К нему подбежали, схватили за руки. Женщина вырвалась и, окровавленная, в разорванном платье, выскочила из ночлежки.
— Пятирублевку затырить хотела, а? Пятирублевку, а? — хлопал себя по бедрам мужчина в толстовке. — Да я ей паскудную голову оторву!

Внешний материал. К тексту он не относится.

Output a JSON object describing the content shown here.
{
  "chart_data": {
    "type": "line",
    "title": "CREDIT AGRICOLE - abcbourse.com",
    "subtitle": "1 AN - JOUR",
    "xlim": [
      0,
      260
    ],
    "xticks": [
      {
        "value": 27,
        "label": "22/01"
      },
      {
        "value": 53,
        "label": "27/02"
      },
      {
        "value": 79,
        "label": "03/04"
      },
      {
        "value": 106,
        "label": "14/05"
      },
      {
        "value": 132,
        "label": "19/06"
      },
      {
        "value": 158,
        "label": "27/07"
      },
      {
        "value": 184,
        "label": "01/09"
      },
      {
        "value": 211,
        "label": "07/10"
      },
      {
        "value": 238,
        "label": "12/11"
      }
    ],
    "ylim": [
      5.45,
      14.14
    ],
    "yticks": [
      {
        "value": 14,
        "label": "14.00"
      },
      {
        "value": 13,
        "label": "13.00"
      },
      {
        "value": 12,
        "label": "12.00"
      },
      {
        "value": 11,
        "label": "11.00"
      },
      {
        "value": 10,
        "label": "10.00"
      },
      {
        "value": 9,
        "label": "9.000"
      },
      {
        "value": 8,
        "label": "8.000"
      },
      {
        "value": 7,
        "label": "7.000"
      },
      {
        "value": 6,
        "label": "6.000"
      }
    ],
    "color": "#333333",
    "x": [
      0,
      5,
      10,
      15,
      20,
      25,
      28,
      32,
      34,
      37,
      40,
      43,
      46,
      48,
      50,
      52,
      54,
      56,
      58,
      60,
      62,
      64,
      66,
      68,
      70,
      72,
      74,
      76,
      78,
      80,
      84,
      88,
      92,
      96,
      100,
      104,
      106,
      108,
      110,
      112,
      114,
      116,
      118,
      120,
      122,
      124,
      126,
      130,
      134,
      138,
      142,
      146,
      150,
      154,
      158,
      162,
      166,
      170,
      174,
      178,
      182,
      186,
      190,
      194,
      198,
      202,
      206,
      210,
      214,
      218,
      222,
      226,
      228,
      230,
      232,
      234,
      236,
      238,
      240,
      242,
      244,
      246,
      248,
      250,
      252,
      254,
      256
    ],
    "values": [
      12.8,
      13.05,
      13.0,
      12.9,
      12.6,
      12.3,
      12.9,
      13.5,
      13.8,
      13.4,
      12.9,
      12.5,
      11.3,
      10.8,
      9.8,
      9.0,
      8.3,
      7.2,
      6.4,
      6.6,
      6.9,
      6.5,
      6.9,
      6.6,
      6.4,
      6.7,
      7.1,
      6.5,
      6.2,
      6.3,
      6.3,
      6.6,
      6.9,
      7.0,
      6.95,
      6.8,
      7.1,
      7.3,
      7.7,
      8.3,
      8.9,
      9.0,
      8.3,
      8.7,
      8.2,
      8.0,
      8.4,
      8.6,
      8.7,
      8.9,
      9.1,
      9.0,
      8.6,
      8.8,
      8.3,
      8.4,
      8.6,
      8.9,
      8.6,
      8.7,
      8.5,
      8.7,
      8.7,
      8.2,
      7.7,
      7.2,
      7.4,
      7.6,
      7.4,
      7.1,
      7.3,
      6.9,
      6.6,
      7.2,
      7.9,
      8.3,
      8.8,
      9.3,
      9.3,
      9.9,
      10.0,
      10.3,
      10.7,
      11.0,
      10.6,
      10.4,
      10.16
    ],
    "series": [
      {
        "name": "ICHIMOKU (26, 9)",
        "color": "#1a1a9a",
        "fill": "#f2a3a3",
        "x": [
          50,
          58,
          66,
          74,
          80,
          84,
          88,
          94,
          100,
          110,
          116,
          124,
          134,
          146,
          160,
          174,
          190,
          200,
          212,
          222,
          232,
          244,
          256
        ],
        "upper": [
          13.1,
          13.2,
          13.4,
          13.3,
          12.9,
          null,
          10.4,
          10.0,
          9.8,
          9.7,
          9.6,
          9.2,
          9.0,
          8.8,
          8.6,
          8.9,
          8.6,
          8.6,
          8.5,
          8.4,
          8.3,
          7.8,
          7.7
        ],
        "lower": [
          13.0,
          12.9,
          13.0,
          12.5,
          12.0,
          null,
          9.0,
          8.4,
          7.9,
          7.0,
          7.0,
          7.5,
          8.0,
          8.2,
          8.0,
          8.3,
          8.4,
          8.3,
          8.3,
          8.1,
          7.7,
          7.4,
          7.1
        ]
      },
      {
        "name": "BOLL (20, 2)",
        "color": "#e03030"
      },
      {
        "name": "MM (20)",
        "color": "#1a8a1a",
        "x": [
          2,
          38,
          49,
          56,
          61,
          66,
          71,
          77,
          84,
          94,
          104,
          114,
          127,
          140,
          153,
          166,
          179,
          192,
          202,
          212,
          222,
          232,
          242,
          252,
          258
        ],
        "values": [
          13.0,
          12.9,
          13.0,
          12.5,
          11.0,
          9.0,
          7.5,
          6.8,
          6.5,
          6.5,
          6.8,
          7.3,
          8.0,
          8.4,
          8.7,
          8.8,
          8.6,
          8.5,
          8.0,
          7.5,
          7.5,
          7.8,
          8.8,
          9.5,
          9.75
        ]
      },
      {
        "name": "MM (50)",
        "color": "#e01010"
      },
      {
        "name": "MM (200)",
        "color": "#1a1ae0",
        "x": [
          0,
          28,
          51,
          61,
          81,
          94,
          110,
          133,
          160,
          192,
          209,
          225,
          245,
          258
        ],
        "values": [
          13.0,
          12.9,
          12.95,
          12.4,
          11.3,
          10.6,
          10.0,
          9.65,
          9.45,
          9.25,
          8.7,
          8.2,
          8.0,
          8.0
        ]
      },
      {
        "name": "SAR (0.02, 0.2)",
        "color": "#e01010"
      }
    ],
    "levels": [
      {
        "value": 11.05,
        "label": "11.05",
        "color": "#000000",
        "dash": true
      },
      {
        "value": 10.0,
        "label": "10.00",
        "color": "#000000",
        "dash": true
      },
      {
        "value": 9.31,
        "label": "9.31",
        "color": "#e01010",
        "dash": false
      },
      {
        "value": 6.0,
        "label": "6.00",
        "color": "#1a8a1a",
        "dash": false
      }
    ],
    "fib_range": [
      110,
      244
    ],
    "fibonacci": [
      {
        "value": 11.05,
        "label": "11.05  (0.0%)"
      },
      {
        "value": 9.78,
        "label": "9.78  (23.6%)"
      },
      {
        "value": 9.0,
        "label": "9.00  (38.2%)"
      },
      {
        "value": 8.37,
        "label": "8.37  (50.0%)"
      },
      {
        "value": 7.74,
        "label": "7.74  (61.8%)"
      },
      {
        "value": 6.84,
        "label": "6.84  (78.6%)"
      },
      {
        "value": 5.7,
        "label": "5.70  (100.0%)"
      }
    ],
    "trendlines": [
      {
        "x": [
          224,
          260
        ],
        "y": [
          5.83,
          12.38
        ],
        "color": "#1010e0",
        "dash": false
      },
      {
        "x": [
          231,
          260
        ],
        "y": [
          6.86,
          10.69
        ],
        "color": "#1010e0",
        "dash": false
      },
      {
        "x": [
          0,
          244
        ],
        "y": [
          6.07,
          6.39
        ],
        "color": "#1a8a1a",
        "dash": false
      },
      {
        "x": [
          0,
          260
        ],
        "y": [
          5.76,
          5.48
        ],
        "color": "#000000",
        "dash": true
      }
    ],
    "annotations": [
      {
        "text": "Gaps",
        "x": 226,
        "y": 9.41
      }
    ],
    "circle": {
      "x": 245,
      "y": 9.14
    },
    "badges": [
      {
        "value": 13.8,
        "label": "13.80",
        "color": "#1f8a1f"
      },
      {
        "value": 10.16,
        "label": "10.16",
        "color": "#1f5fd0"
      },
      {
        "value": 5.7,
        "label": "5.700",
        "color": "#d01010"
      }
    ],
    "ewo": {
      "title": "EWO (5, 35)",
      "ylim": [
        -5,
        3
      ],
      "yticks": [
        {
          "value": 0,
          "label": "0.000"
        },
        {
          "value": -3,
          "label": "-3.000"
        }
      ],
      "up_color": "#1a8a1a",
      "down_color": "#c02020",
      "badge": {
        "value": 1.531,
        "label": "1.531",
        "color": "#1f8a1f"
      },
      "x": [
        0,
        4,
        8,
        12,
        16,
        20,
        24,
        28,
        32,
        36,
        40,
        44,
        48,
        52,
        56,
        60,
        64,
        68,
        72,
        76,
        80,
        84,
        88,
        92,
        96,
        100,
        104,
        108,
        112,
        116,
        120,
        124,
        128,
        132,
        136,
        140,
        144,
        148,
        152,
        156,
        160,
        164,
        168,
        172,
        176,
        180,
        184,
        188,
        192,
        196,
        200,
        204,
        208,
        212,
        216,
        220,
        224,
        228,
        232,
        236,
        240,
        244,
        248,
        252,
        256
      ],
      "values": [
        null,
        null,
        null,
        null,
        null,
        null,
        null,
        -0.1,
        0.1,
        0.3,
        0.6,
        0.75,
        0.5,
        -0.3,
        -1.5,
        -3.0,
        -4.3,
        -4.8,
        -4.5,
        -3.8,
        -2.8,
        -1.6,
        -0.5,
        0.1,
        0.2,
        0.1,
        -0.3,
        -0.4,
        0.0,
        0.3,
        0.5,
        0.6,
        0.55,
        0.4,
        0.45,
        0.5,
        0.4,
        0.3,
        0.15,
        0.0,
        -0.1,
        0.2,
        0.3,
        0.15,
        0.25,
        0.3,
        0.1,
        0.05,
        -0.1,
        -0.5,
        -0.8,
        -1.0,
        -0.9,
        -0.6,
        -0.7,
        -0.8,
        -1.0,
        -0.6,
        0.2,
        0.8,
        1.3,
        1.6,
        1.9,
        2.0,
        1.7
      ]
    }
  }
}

— Ну, ну, развоевался! — свесился с нар Женька-наборщик. — Как бы тебе не оторвали!
— А ты, покойник, молчи! — огрызнулся мужчина. — Одной ногой на том свете, а туда же!
За Женьку вступились. Началась ругань.
Баташова рядом со мной не было, пришел он через час, растрепанный, навеселе.
— Гут морген! Как спалось? Какие сны? — игриво спросил он, взобравшись на нары.
Кашляя и сморкаясь, Баташов стал рассказывать хитровские новости. Среди них была одна весьма неприятная: на рынке опять появился Невроцкий.
— Вы не путаете? — насторожился я.
Но Николай Яковлевич был в этом уверен.
— Баташов никогда не путает, молодой человек. Этого быка в золотых очках, которые идут ему, как корове седло, я еще с 1912 года знаю, когда он здесь куролесил с Сашкой Семинаристом. Я видел его ровно час назад в чайной Кузнецова.
Появление Невроцкого могло сорвать всю операцию. Невроцкий, или, как его почему-то прозвали в преступном мире, Князь Серебряный, вернувшись в конце прошлого года с каторги, праздновал свое возвращение на Хитровке. Он был заядлым картежником и в одну из пьяных ночей проигрался в пух и прах. Срочно нужны были деньги. С двумя револьверами в руках явился в Устинские бани, убил кассиршу и с помощью дружков забрал все белье моющихся, которые остались в чем мать родила.